Sie teilten dem Wirt mit, dass die Genehmigung zur Nutzung der Außenfläche mit sofortiger Wirkung widerrufen wird. In der Begründung schreibt der Fachbereich Recht und Ordnung: „Der Gesundheitsschutz der Anwohner wiegt schwerer als die Einschränkungen, die Sie aufgrund dieser Verfügung hinnehmen müssen.“ Die Beschwerdeführer fühlten sich durch den Betrieb der Gaststätte ganztätig erheblich gestört, heißt es weiter. Und: Wer um Ruhe bitte, werde von den Gästen beschimpft. Als Beweis führt das Amt „vorliegende Bilder und Videos“ auf. Ob es rechtens ist, dass von Nachbarn gemachte Aufnahmen gegen ihn verwendet werden, fragt sich Irion, der mit Hilfe einer Anwältin gegen den Beschluss der Stadt vorgehen will.
Silke Reuter war mit einigen Freunden von der Geburtstagsparty schon bei der Polizei, um Anzeige gegen den Videofilmer zu stellen.

Sommerfest findet statt

Dass sich die Stimmung zwischen Gästen und einigen Nachbarn in den vergangenen Jahren hochgeschaukelt hat, bestreiten weder Irion noch Reuter. Sie sehen durch die Verfügung des Amts aber die Zukunft der „Kupferklause“ in Gefahr.

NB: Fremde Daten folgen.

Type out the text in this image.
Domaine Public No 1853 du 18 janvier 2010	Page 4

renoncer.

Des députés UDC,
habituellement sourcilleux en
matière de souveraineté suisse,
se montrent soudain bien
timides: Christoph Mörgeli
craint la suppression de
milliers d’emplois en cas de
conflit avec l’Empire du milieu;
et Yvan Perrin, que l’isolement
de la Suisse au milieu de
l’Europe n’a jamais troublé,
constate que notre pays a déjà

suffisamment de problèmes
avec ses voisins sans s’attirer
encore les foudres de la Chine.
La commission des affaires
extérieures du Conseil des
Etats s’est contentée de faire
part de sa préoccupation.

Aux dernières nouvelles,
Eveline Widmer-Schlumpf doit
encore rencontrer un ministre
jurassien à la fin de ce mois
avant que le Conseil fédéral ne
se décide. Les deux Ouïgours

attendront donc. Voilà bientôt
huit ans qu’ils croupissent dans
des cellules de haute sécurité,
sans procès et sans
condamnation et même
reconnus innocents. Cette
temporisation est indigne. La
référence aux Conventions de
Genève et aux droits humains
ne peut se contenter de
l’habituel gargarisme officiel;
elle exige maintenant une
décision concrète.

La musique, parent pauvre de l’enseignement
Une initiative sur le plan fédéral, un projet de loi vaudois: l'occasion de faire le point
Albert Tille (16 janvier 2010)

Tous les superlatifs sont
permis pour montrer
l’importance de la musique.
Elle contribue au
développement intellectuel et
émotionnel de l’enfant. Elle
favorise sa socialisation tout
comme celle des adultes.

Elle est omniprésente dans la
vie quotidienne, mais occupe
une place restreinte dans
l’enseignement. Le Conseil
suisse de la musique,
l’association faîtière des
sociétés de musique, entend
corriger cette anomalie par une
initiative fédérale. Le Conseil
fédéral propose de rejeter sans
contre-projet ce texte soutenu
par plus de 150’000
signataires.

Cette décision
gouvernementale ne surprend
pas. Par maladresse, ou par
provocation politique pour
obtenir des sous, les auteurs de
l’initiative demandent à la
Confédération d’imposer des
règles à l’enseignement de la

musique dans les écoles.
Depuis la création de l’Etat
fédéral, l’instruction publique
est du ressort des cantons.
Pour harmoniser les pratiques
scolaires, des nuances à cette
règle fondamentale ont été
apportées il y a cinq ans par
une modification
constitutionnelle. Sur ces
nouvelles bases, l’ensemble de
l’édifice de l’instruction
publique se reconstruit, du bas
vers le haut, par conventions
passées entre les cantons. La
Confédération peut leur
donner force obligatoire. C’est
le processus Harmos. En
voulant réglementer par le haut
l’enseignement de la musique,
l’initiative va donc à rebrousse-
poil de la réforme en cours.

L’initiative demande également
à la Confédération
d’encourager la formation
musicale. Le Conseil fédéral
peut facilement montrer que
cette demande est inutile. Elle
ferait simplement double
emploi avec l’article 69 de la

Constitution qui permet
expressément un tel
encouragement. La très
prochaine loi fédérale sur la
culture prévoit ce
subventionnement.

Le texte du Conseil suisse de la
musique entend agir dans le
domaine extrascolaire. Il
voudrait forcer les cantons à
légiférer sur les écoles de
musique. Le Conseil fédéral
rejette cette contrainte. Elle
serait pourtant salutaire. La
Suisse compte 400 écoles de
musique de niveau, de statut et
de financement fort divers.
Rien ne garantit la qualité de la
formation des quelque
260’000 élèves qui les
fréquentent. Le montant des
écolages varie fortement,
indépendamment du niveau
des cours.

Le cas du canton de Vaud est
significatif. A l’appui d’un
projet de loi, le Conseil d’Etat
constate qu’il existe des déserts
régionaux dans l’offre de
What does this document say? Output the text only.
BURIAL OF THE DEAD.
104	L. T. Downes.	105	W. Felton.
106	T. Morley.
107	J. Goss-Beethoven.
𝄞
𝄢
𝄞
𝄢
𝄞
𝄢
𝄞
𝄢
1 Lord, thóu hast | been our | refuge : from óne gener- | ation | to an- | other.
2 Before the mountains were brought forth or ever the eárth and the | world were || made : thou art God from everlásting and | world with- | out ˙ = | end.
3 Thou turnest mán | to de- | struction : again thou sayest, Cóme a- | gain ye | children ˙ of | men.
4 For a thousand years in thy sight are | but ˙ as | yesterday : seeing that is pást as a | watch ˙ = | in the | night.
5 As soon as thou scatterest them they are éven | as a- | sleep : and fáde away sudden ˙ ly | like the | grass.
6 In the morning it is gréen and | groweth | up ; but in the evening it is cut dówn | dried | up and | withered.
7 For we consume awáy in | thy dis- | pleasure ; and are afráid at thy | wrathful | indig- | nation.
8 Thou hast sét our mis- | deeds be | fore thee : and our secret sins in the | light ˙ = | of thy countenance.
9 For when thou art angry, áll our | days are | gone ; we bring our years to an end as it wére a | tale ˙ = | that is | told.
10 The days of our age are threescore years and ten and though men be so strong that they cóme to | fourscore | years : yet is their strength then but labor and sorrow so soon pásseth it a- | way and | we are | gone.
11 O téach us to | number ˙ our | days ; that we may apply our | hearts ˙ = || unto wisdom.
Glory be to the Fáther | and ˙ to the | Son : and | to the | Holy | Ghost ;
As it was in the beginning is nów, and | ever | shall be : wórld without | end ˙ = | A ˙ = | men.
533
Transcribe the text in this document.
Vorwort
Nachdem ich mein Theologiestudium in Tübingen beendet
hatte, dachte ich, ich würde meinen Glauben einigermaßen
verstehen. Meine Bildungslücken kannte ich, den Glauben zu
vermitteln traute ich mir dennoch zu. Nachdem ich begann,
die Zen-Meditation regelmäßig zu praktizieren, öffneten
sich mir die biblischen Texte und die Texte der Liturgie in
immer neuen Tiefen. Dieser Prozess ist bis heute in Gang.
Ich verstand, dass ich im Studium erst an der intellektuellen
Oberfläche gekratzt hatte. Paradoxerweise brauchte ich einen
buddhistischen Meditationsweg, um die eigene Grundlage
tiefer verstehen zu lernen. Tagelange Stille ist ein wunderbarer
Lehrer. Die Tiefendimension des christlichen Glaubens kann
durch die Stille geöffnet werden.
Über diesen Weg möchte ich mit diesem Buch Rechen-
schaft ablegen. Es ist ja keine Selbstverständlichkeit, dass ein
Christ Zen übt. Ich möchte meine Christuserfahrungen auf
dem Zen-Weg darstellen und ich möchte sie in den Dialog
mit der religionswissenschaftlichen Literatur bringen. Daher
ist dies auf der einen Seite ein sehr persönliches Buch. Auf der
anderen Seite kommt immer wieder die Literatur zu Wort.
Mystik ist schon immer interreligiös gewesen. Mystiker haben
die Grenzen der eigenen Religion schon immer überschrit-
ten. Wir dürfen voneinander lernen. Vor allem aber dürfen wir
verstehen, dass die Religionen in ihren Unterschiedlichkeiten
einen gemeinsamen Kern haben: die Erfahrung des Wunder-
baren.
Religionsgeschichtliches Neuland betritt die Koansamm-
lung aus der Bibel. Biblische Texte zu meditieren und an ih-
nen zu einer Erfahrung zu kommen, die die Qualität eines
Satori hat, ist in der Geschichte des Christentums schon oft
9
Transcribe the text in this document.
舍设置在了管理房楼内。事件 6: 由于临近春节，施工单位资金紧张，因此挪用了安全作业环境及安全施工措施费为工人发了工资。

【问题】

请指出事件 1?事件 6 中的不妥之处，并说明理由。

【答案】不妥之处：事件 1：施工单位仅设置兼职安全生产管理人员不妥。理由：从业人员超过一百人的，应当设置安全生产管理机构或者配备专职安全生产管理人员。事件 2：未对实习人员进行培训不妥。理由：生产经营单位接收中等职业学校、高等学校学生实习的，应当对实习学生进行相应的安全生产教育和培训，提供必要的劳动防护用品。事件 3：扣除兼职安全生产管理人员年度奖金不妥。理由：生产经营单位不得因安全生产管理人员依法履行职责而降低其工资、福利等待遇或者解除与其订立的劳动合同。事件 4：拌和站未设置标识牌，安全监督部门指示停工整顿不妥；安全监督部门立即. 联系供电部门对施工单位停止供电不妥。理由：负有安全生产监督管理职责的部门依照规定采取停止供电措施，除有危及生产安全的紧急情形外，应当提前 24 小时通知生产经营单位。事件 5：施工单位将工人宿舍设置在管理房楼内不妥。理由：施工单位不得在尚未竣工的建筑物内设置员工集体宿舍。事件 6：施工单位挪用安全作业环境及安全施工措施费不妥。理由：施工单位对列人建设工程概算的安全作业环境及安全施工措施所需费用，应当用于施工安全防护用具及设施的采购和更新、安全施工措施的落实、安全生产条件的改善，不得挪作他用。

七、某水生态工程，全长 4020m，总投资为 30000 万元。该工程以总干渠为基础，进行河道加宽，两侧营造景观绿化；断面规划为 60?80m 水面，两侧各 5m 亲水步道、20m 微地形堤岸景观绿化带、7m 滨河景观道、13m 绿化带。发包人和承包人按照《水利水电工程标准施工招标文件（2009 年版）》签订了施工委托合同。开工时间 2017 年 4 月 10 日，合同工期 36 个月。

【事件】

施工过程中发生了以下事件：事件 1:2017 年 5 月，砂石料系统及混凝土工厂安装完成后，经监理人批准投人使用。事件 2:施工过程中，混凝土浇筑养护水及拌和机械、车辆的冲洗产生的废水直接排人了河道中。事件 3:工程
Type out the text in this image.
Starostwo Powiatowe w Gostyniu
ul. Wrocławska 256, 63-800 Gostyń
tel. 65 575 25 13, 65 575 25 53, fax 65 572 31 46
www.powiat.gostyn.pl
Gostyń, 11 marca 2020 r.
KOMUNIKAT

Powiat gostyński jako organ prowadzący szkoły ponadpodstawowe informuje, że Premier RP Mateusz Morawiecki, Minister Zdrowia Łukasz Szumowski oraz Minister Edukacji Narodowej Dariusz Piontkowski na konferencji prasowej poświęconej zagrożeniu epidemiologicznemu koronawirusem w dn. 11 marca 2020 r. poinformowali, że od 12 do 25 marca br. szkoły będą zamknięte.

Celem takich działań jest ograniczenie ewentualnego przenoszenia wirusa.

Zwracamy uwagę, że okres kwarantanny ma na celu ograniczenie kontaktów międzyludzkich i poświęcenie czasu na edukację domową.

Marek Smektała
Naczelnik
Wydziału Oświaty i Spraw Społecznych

Selbst das jährliche Sommerfest des Sparclubs wollte das Amt untersagen. Dabei, so der Wirt, stelle er nur die Räume zur Verfügung, sei aber nicht der Veranstalter. Das habe das Amt nicht interessiert, berichtet Reuter – bis sich Mitglieder der Bürgerliste einmischten und sich beim Ordnungsamt erkundigten. „Siehe da, wir dürfen unser Sommerfest am 31. August doch feiern“, so Reuter. Mitglieder der Bürgerliste, die als Gäste der Kneipe auf den Streit aufmerksam geworden waren, wollen nun vermitteln. Am Freitag sollen sich Wirt, Stammgäste und Nachbarn zusammensetzen – auf neutralem Boden, im Kleingartenverein Butterheide.